The beginning of the sex therapy
Visiting a website is not a substitute for a personal meeting with an expert in the field of sexuality. However, this text is a start. At the beginning – and also during the first visit of a sex therapy session – everyone is nervous. After all, it is a very sensitive issue, which you must be opened to first. My expertise in communication management helps me quickly build a trusting relationship with my clients where they feel comfortable and feel like they are being taken seriously.
What is sex therapy?
Sexual feelings are a mystery to many people. That’s why learning to effectively communicate your sexual thoughts is an essential part of sex therapy. Many think that sex therapy essentially consists of “homework”. However, for the majority of modern sex therapists, it is much more important to understand the way the sexual thoughts and the world of ideas of the individual work. My sex therapy begins with uncovering immediate causes of sexual problems: Behavior in the here and now that causes the everyday sex life of my clients to suffer – such as the lack of foreplay. Many sexual problems are based on ignorance. For example, many couples and/or individuals don’t know that a sexual response is part of the relaxation response. The sex therapy takes into account both the similarities and the differences between different genders and sexual orientations.

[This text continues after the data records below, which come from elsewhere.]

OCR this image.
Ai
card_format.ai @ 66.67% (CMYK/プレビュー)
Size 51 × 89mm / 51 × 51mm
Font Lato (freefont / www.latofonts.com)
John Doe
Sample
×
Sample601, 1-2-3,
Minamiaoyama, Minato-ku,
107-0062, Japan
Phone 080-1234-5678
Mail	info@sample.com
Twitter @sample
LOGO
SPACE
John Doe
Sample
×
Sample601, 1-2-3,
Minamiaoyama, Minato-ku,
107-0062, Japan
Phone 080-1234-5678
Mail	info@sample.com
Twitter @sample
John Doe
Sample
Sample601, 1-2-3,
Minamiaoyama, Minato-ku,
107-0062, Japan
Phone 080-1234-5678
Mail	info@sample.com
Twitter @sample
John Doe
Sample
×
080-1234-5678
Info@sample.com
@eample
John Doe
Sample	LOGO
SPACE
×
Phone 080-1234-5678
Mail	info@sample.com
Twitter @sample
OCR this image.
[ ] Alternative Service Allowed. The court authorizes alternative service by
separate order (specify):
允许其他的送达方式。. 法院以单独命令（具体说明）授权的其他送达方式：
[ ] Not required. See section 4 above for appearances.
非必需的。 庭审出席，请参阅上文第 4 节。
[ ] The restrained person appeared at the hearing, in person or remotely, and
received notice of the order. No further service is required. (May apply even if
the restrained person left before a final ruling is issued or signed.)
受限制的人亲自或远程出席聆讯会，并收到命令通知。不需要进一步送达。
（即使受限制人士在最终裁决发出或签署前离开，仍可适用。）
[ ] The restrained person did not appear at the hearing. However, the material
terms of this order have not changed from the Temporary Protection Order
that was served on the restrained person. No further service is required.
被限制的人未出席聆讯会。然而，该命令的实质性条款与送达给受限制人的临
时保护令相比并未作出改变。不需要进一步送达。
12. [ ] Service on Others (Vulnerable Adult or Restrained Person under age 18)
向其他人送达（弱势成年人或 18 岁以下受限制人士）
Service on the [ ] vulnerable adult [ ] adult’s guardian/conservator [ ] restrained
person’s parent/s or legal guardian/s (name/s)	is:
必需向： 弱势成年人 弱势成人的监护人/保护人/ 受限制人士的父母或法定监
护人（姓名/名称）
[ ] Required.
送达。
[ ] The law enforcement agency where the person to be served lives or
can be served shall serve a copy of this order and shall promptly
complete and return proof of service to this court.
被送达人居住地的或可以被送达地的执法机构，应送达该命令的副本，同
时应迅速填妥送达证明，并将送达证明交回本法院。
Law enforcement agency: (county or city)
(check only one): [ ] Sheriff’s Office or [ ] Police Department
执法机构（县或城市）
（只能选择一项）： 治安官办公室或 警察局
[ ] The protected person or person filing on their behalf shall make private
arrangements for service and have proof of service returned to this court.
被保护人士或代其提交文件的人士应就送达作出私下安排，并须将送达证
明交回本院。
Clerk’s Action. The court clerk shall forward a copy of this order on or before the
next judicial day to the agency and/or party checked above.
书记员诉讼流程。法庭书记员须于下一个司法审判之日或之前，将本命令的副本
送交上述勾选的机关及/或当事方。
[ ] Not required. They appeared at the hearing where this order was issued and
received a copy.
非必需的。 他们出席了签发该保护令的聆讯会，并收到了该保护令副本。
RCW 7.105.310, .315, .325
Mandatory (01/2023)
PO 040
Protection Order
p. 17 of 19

Body and mind have possibly the most intimate connection in sex life. The functioning sex knows no nuances or complexities. It’s simple and straightforward. If there are sexual problems or difficulties, most of us feel very badly. The sexual self usually lacks frustration tolerance. As a result, the sex therapy is very much different from the traditional psychotherapy. To work, it must be directly results-oriented. As a couple’s therapist, I give my clients certain tools that they can use immediately. Of course, treating sexual problems takes time but success serves as a source of inspiration for the future. Since problems related to the sexualis of individuals and/or couples tend to be complex, I consider it essential to devote sufficient time to listening, asking questions and providing feedback.